The remaining two students still had no access to their personal tutors, seminars, lectures, welfare and counselling services, and were not able to hand in any academic work, and the Student Loans Company was demanding money from them due to their studies being “interrupted”. A demo was called for Wednesday 26 March, and people from Edinburgh, Liverpool and London came together in Birmingham to help build for the demonstration. An open letter was published the same week, signed by 228 staff members and academics at Birmingham University and delivered to the Vice Chancellor.

The day before the demo, the 2 suspended students were informed that as of that day, they were going to be allowed to continue their studies and were allowed back onto their campus. Despite being initially unsupportive, the Guild of students backed the demonstration, as did UCU, and it went ahead with speakers from trade unions, the NUS and academics from the university.

One of the final two suspended students, Kelly Rogers, spoke about why she thought their campaign was successful. "The campaign brought out people from every corner: students - from Birmingham and around the country, academics, support staff, MPs, members of the public. It was a broad campaign centred on the basic principle of innocent until proven guilty and justice. That's why it won - because ultimately, it's completely untenable for universities and the police to continue singling out and punishing students before trial. The support was appreciated more than I can say, and I think we have shown that when students do get singled out, there is a national network to support and defend them."

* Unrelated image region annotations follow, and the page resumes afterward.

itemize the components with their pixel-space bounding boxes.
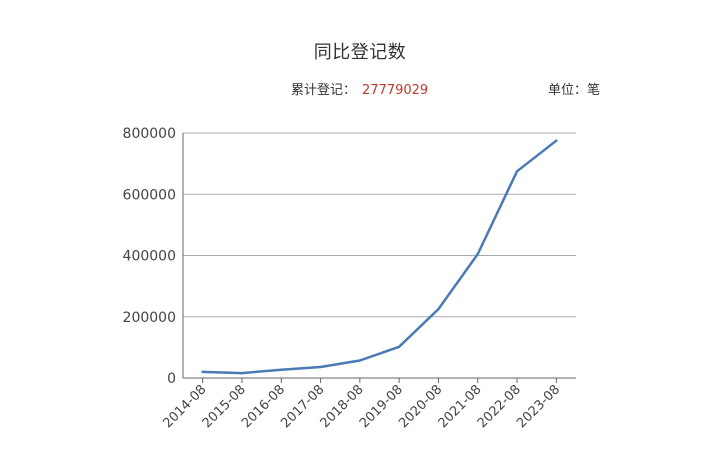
data-point [280,368,283,371]
unit-label: 单位：笔 [548,83,601,98]
total-label: 累计登记： [291,83,357,98]
data-point [437,307,440,311]
y-tick-label: 800000 [123,126,176,142]
x-tick-label: 2023-08 [514,382,563,431]
y-tick-label: 0 [167,371,176,387]
data-point [397,345,401,348]
y-tick-label: 600000 [123,187,176,203]
data-point [515,170,519,173]
data-point [358,359,362,362]
y-tick-label: 400000 [123,249,176,265]
data-point [555,139,558,142]
series-line [201,139,558,375]
total-registrations: 累计登记： 27779029 [291,79,428,98]
total-value: 27779029 [362,83,429,98]
chart-title: 同比登记数 [313,42,407,63]
data-point [201,370,204,374]
data-point [476,252,479,256]
data-point [240,371,244,375]
y-tick-label: 200000 [123,310,176,326]
data-point [319,365,322,369]
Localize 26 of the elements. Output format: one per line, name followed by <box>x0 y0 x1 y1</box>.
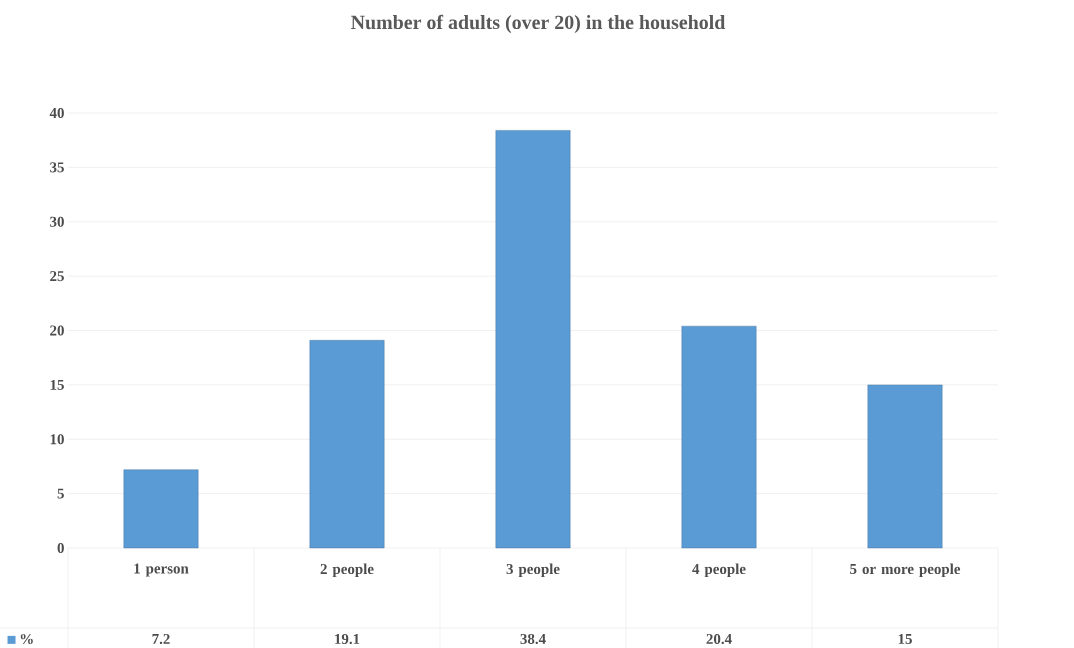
y-tick-label: 0 <box>57 542 64 554</box>
bar <box>495 130 571 549</box>
x-tick-label: 1 person <box>134 563 189 577</box>
bar <box>123 469 199 549</box>
legend-label: % <box>20 633 33 645</box>
bar <box>867 384 943 549</box>
bar <box>309 340 385 549</box>
data-label: 7.2 <box>152 633 170 645</box>
data-label: 38.4 <box>520 633 546 645</box>
x-tick-label: 5 or more people <box>850 563 961 578</box>
y-tick-label: 35 <box>50 162 64 173</box>
y-tick-label: 30 <box>50 216 64 227</box>
y-tick-label: 25 <box>50 271 64 282</box>
x-tick-label: 2 people <box>320 563 374 578</box>
y-tick-label: 20 <box>50 325 64 336</box>
data-label: 20.4 <box>706 633 732 645</box>
y-tick-label: 15 <box>50 379 64 390</box>
bar <box>681 325 757 549</box>
data-label: 15 <box>898 634 912 644</box>
x-tick-label: 3 people <box>506 563 560 578</box>
data-label: 19.1 <box>335 633 360 645</box>
y-tick-label: 40 <box>49 107 64 119</box>
y-tick-label: 10 <box>50 434 64 445</box>
chart-title: Number of adults (over 20) in the household <box>351 14 726 34</box>
y-tick-label: 5 <box>57 488 64 499</box>
x-tick-label: 4 people <box>692 563 746 578</box>
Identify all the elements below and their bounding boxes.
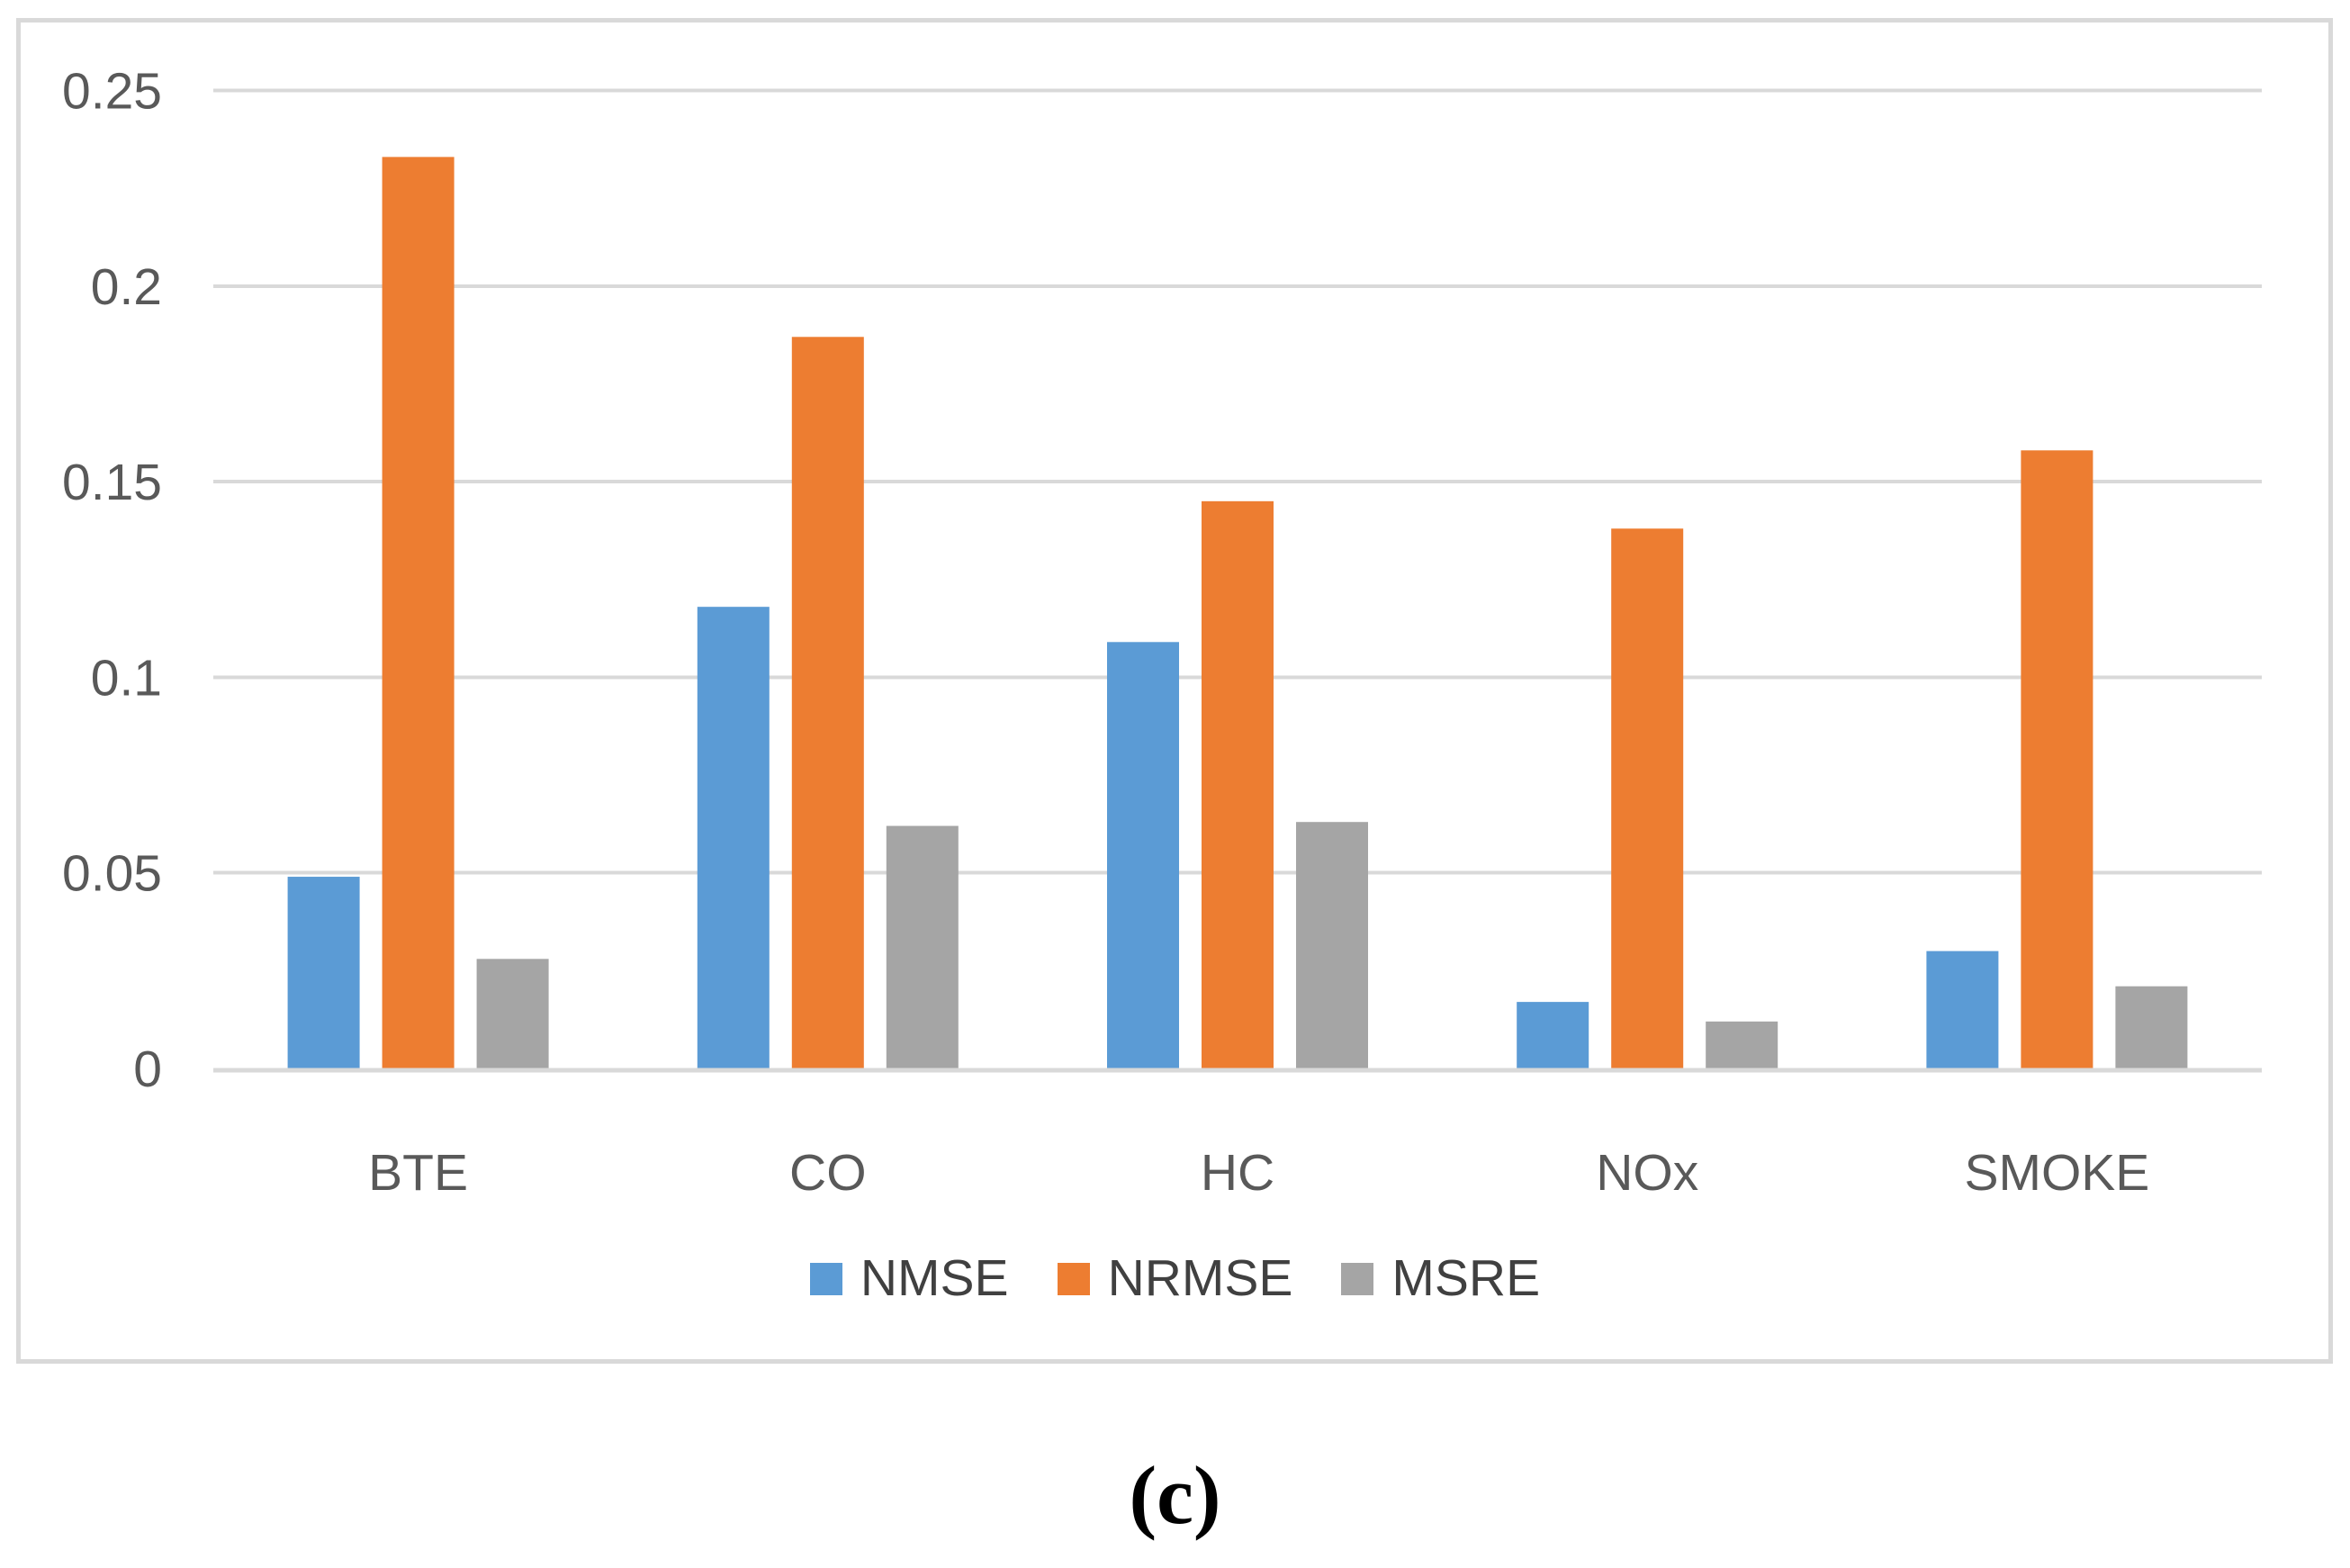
x-category-label: HC — [1201, 1144, 1274, 1202]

Spanish students strike against cuts
By Rachael Barnes

Students from universities all over Spain went on a 48-hour strike last Wednesday, called by the national Students' Union, to express disdain at cuts being made to education spending, to demand the resignation of Jose Ignacio Wert, the Minister of Education who has introduced the education reforms, and to protest against new restrictions on access to grants for both living costs and tuition fees. In order to get a grant, students must obtain a certain grade in their entrance exams.

The funding cuts and grant restrictions are an attempt at stabilising Spain's public finances, and have come at a time where unemployment has risen to 26%, and it is reported that 2 million young Spanish people have had to leave university because they could no longer afford to study. Thousands of people have come together in Madrid since March 22 to protest against poverty and EU-imposed austerity.

On the first day of the strike, protesters at the Complutense University in Madrid, set fire to bins and used them to build barricades to block traffic on the main road through the university. An occupation of a student services building had been ongoing for several days previous, and at the request of the university was emptied by around 100 police officers due to the “deterioration of the conditions in terms of safety and hygiene”. 53 people had been arrested by the end of the first day.

Around 150 students built barricades on the second day of the strike while many others marched, but all police vans had left Complutense University's campus in the morning. This was one of a reported 70 protests nationwide, where university students, school students, workers and parents came together to march against the centre-right government's dismantling of their respective sectors.